For the past 2 years, Artz and Engleman have worked with Deputy Brian Gryzboski, the School Resource Officer, to walk students in every Driver’s Ed class through a mock traffic stop in the parking lot outside of the Natatorium. In the simulation, Gryzboski utilizes the lights and sirens of his patrol car and pulls up behind a stationary school van full of Driver’s Ed students. He then takes students through the traffic stop process step by step, explaining what documents the police will need, what behaviors and attitudes motorists should have, and why the police do what they do.

“We want students to gain a better understanding of what will keep them safe physically and financially in the event of a traffic stop,” Artz said. “[We chose to incorporate this lesson] because there is such a high probability of being pulled over at some point in one’s driving career.”

Gryzboski said that he’d like the lesson to teach students “how to react and respond in the presence of law enforcement. Cooperate and listen to what the officer tells you to do and things can go very smoothly.”

“I really like the lesson because…we were in it instead of just learning about it,” said sophomore Lindsey Wilson, a student in Artz’s fifth period Driver’s Ed Class. “I learned that we need to stay calm in the cabin when the officer comes up…and that Deputy Gryzboski stands behind the door [of a vehicle] because it could be used as a weapon.” Wilson said she appreciated the lesson and that “without it, I wouldn’t have the understanding I do now.”

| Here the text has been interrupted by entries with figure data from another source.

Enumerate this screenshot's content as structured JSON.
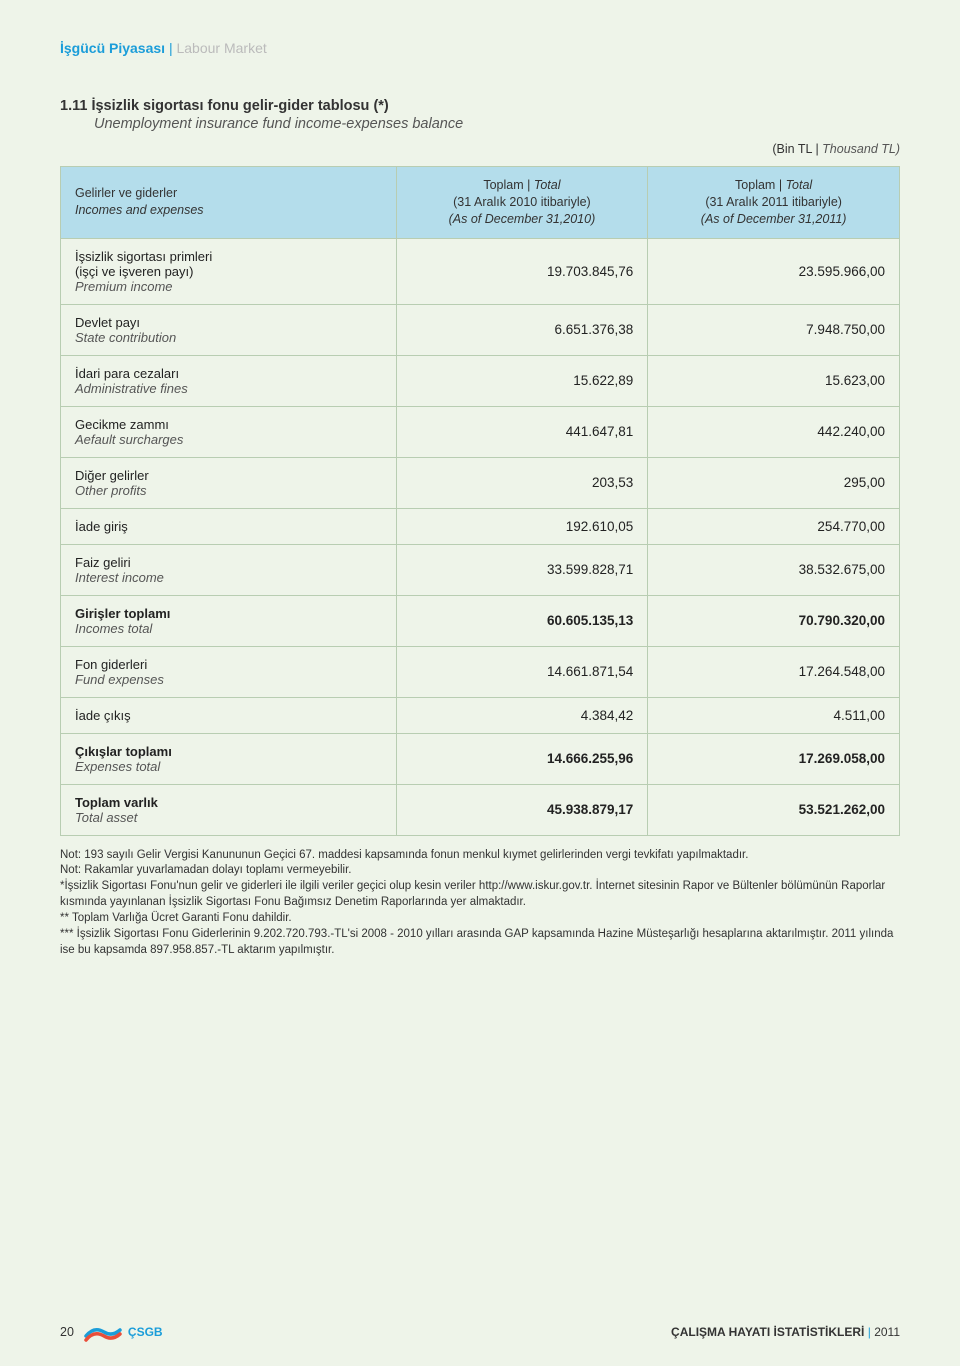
{
  "header": {
    "tr": "İşgücü Piyasası",
    "en": "Labour Market"
  },
  "title": {
    "tr": "1.11 İşsizlik sigortası fonu gelir-gider tablosu (*)",
    "en": "Unemployment insurance fund income-expenses balance"
  },
  "unit": {
    "tr": "(Bin TL",
    "en": "Thousand TL)"
  },
  "columns": {
    "c1_tr": "Gelirler ve giderler",
    "c1_en": "Incomes and expenses",
    "c2_tr": "Toplam",
    "c2_en": "Total",
    "c2_sub_tr": "(31 Aralık 2010 itibariyle)",
    "c2_sub_en": "(As of December 31,2010)",
    "c3_tr": "Toplam",
    "c3_en": "Total",
    "c3_sub_tr": "(31 Aralık 2011 itibariyle)",
    "c3_sub_en": "(As of December 31,2011)"
  },
  "rows": [
    {
      "tr": "İşsizlik sigortası primleri\n(işçi ve işveren payı)",
      "en": "Premium income",
      "v1": "19.703.845,76",
      "v2": "23.595.966,00"
    },
    {
      "tr": "Devlet payı",
      "en": "State contribution",
      "v1": "6.651.376,38",
      "v2": "7.948.750,00"
    },
    {
      "tr": "İdari para cezaları",
      "en": "Administrative fines",
      "v1": "15.622,89",
      "v2": "15.623,00"
    },
    {
      "tr": "Gecikme zammı",
      "en": "Aefault surcharges",
      "v1": "441.647,81",
      "v2": "442.240,00"
    },
    {
      "tr": "Diğer gelirler",
      "en": "Other profits",
      "v1": "203,53",
      "v2": "295,00"
    },
    {
      "tr": "İade giriş",
      "en": "",
      "v1": "192.610,05",
      "v2": "254.770,00"
    },
    {
      "tr": "Faiz geliri",
      "en": "Interest income",
      "v1": "33.599.828,71",
      "v2": "38.532.675,00"
    },
    {
      "tr": "Girişler toplamı",
      "en": "Incomes total",
      "v1": "60.605.135,13",
      "v2": "70.790.320,00",
      "bold": true
    },
    {
      "tr": "Fon giderleri",
      "en": "Fund expenses",
      "v1": "14.661.871,54",
      "v2": "17.264.548,00"
    },
    {
      "tr": "İade çıkış",
      "en": "",
      "v1": "4.384,42",
      "v2": "4.511,00"
    },
    {
      "tr": "Çıkışlar toplamı",
      "en": "Expenses total",
      "v1": "14.666.255,96",
      "v2": "17.269.058,00",
      "bold": true
    },
    {
      "tr": "Toplam varlık",
      "en": "Total asset",
      "v1": "45.938.879,17",
      "v2": "53.521.262,00",
      "bold": true
    }
  ],
  "notes": [
    "Not: 193 sayılı Gelir Vergisi Kanununun Geçici 67. maddesi kapsamında fonun menkul kıymet gelirlerinden vergi tevkifatı yapılmaktadır.",
    "Not: Rakamlar yuvarlamadan dolayı toplamı vermeyebilir.",
    "*İşsizlik Sigortası Fonu'nun gelir ve giderleri ile ilgili veriler geçici olup kesin veriler http://www.iskur.gov.tr. İnternet sitesinin Rapor ve Bültenler bölümünün Raporlar kısmında yayınlanan İşsizlik Sigortası Fonu Bağımsız Denetim Raporlarında yer almaktadır.",
    "** Toplam Varlığa Ücret Garanti Fonu dahildir.",
    "*** İşsizlik Sigortası Fonu Giderlerinin 9.202.720.793.-TL'si 2008 - 2010 yılları arasında GAP kapsamında Hazine Müsteşarlığı hesaplarına aktarılmıştır. 2011 yılında ise bu kapsamda 897.958.857.-TL aktarım yapılmıştır."
  ],
  "footer": {
    "page": "20",
    "logo": "ÇSGB",
    "right_bold": "ÇALIŞMA HAYATI İSTATİSTİKLERİ",
    "right_year": "2011"
  },
  "style": {
    "page_bg": "#eef4e9",
    "header_blue": "#1b9dd9",
    "thead_bg": "#b4ddeb",
    "border_color": "#b8cdb2",
    "logo_colors": {
      "wave1": "#1b9dd9",
      "wave2": "#e94e3a"
    }
  }
}
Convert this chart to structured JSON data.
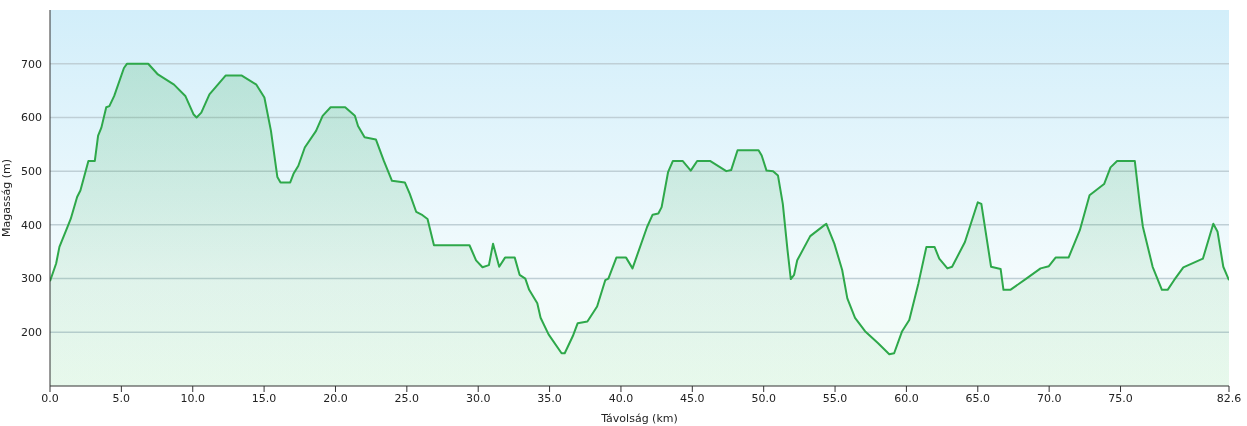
{
  "chart_data": {
    "type": "area",
    "xlabel": "Távolság (km)",
    "ylabel": "Magasság (m)",
    "xlim": [
      0,
      82.6
    ],
    "ylim": [
      100,
      800
    ],
    "xticks": [
      {
        "value": 0,
        "label": "0.0"
      },
      {
        "value": 5,
        "label": "5.0"
      },
      {
        "value": 10,
        "label": "10.0"
      },
      {
        "value": 15,
        "label": "15.0"
      },
      {
        "value": 20,
        "label": "20.0"
      },
      {
        "value": 25,
        "label": "25.0"
      },
      {
        "value": 30,
        "label": "30.0"
      },
      {
        "value": 35,
        "label": "35.0"
      },
      {
        "value": 40,
        "label": "40.0"
      },
      {
        "value": 45,
        "label": "45.0"
      },
      {
        "value": 50,
        "label": "50.0"
      },
      {
        "value": 55,
        "label": "55.0"
      },
      {
        "value": 60,
        "label": "60.0"
      },
      {
        "value": 65,
        "label": "65.0"
      },
      {
        "value": 70,
        "label": "70.0"
      },
      {
        "value": 75,
        "label": "75.0"
      },
      {
        "value": 82.6,
        "label": "82.6"
      }
    ],
    "yticks": [
      200,
      300,
      400,
      500,
      600,
      700
    ],
    "grid": "y",
    "legend": false,
    "marker": "none",
    "line_style": "solid",
    "x": [
      0,
      0.43,
      0.66,
      1.22,
      1.45,
      1.9,
      2.13,
      2.69,
      3.14,
      3.37,
      3.6,
      3.94,
      4.16,
      4.5,
      5.18,
      5.4,
      6.88,
      7.56,
      8.69,
      9.48,
      10.05,
      10.27,
      10.6,
      11.17,
      12.3,
      13.44,
      14.46,
      15.02,
      15.48,
      15.93,
      16.15,
      16.83,
      17.06,
      17.4,
      17.85,
      18.64,
      19.1,
      19.66,
      20.68,
      21.36,
      21.58,
      22.04,
      22.83,
      23.39,
      23.96,
      24.86,
      25.2,
      25.66,
      26.1,
      26.45,
      26.9,
      29.39,
      29.85,
      30.3,
      30.75,
      31.04,
      31.47,
      31.88,
      32.56,
      32.9,
      33.3,
      33.57,
      34.14,
      34.37,
      34.93,
      35.84,
      36.06,
      36.63,
      36.97,
      37.65,
      38.33,
      38.9,
      39.12,
      39.68,
      40.36,
      40.81,
      41.83,
      42.22,
      42.62,
      42.85,
      43.3,
      43.64,
      44.32,
      44.89,
      45.34,
      46.24,
      47.38,
      47.72,
      48.17,
      49.64,
      49.86,
      50.2,
      50.66,
      51.0,
      51.34,
      51.67,
      51.9,
      52.13,
      52.35,
      53.26,
      54.28,
      54.39,
      54.95,
      55.5,
      55.86,
      56.4,
      57.1,
      58.0,
      58.8,
      59.14,
      59.7,
      60.2,
      60.84,
      61.4,
      61.97,
      62.3,
      62.87,
      63.2,
      64.1,
      65.0,
      65.25,
      65.93,
      66.6,
      66.8,
      67.28,
      68.4,
      69.4,
      69.98,
      70.45,
      71.36,
      72.15,
      72.83,
      73.85,
      74.3,
      74.76,
      76.0,
      76.35,
      76.57,
      77.25,
      77.9,
      78.3,
      78.75,
      79.4,
      80.77,
      81.5,
      81.8,
      82.2,
      82.6
    ],
    "series": [
      {
        "color": "#2ea84a",
        "values": [
          295,
          328,
          359,
          396,
          411,
          452,
          464,
          519,
          519,
          566,
          581,
          619,
          621,
          640,
          692,
          700,
          700,
          680,
          661,
          640,
          606,
          600,
          609,
          643,
          678,
          678,
          661,
          637,
          575,
          489,
          479,
          479,
          495,
          510,
          544,
          575,
          603,
          619,
          619,
          603,
          584,
          563,
          559,
          519,
          482,
          479,
          458,
          424,
          418,
          411,
          362,
          362,
          334,
          321,
          325,
          365,
          322,
          339,
          339,
          307,
          300,
          279,
          254,
          227,
          196,
          161,
          161,
          193,
          217,
          220,
          248,
          297,
          300,
          339,
          339,
          319,
          396,
          419,
          421,
          433,
          498,
          519,
          519,
          501,
          519,
          519,
          500,
          502,
          539,
          539,
          529,
          501,
          500,
          492,
          439,
          353,
          299,
          307,
          334,
          379,
          400,
          402,
          365,
          316,
          263,
          227,
          202,
          180,
          159,
          161,
          202,
          223,
          291,
          359,
          359,
          337,
          319,
          322,
          368,
          442,
          439,
          322,
          318,
          279,
          279,
          300,
          319,
          323,
          339,
          339,
          390,
          455,
          476,
          507,
          519,
          519,
          439,
          396,
          322,
          279,
          279,
          297,
          321,
          337,
          402,
          387,
          322,
          297
        ]
      }
    ]
  }
}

Engleman explained that Gryzboski, in addition to the mock traffic stop, participates during a Q and A session with students in Driver’s Ed classes as well. “It’s really handy,” Engleman said, “He can tell you exactly what the law is all about and answer questions from the point of view of a police officer.” Artz said, “We are very fortunate to have that resource.”

While no one looks forward to traffic stops, the hope remains that this lesson will be memorable and helpful in the event of one, keeping both motorists and police officers safe.